“Go big or go home” could never be a truer statement, especially when it comes to energy. The world population is increasing, the energy use per person is growing more rapidly, and the total electricity use per person is growing even more quickly than that. To handle this demand, energy production must be increased, and it is critical for renewable sources to be used. Currently three quarters of a terawatt of power generated from photovoltaics (PVs) has been installed. At a somewhat optimistic average power-conversion efficiency of 18%, the distributed surface area of high purity optoelectronic grade semiconductor photovoltaic panels pointed at the sun is substantially larger than the area of the whole state of Rhode Island or nearly double the land mass of Luxembourg. While photovoltaic production continues to ramp to immense proportions, perovskite semiconductors are poised to greatly complement existing technology. On the other end of the size spectrum, the study of semiconductor nanocrystals or quantum dots (QDs) has led to advanced structures and deeper understanding within halide perovskite semiconductors. In this article, we show how the development of nanoscale metal halide perovskite semiconductors have gained prominence surpassing all other QD materials in terms of efficiency, and are becoming a platform for further improving technology to solve big energy challenges.

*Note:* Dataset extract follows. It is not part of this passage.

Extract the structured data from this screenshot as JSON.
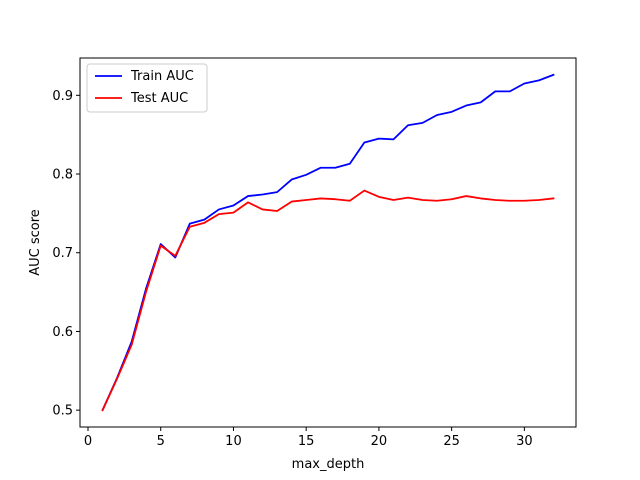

“变大还是回家”永远不是一个更真实的说法，尤其是在能源方面。世界人口在增加，人均能源使用量增长更快，而人均总用电量增长速度甚至更快。为了满足这一需求，必须提高能源产量，这对于使用可再生能源至关重要。目前，已经安装了光伏发电（PV）产生的四分之一兆瓦的电能。在乐观的平均功率转换效率为18％的情况下，指向太阳的高纯度光电级半导体光伏面板的分布表面积大大大于整个罗德岛州的面积，几乎是卢森堡土地面积的两倍。在光伏生产继续攀升至巨大比例的同时，钙钛矿半导体有望大大补充现有技术。在尺寸谱的另一端，对半导体纳米晶体或量子点（QD）的研究已导致卤化物钙钛矿半导体中的高级结构和更深刻的理解。在本文中，我们展示了纳米级金属卤化物钙钛矿半导体的开发在效率方面如何超越所有其他QD材料，并正在成为进一步改进技术以解决巨大能源挑战的平台。